Nick Fury would reevaluate her status as an agent of the Avengers Initiative if he knew how much it hurt her. Her lips purse, a tiny reaction, and she leaves the computer screen to take care of business. (Business is a wonderful distraction. Punching, spinning, kicking, clawing, killing. All wonderful distractions.)

She debriefs at three in the morning to her real boss, to Mr. Fury, and hands in her final report on the enigma that is Tony Stark, making sure that narcissist is still typed in bold, underline, and italics. The bad guys are gone for now, not permanently (not until the Avengers are assembled) but the Black Widow can retire for the night. She can sleep easy knowing that all three of her bosses are happy, and Happy and Rhodey are happy too.
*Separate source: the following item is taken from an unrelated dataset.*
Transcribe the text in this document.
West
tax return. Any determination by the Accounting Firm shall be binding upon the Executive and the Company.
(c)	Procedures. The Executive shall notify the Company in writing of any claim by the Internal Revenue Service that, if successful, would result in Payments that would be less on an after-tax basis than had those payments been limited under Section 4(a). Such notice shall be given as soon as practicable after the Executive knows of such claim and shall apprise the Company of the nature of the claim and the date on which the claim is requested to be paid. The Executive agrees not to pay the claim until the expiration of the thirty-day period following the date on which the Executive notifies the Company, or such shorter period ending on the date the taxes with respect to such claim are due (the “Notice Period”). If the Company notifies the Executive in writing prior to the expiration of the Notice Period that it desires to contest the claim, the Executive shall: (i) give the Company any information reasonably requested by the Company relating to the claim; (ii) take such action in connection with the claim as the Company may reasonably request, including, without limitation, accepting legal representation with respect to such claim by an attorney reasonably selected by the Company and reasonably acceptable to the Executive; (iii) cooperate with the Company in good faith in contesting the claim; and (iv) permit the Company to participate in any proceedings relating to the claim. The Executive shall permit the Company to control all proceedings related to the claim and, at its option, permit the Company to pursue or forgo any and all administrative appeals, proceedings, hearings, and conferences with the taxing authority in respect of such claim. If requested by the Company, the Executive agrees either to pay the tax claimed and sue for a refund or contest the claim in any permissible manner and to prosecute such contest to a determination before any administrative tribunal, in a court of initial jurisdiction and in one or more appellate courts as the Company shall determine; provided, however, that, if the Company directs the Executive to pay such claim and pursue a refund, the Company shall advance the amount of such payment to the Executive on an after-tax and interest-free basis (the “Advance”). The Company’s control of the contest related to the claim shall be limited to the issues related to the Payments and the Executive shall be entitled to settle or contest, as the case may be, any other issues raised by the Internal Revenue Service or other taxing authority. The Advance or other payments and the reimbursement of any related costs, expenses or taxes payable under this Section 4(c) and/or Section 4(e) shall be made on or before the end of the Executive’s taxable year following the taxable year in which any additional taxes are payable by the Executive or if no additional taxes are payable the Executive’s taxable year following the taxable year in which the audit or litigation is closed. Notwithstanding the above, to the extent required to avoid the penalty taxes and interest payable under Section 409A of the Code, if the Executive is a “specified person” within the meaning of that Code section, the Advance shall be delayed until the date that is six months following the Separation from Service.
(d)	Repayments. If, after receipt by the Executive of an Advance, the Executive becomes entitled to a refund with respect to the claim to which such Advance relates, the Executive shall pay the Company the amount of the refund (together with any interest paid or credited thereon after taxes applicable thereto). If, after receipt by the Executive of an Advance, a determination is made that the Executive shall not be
It has been a long time since she's slept well, late into the morning, without worrying about her charges every hour on the hour. Stark is like an infant, and Natasha is glad to be momentarily rid of him. Someone else will take responsibility for him.

Natasha isn't perfectly pleased with her mission, but it's over and the primary objective has been accomplished. No one important died, the superhero saved the day, rescued himself, and got the girl. It was the definition of success.

Before she falls asleep, she wonders what Stark was thinking when he named her Pepper.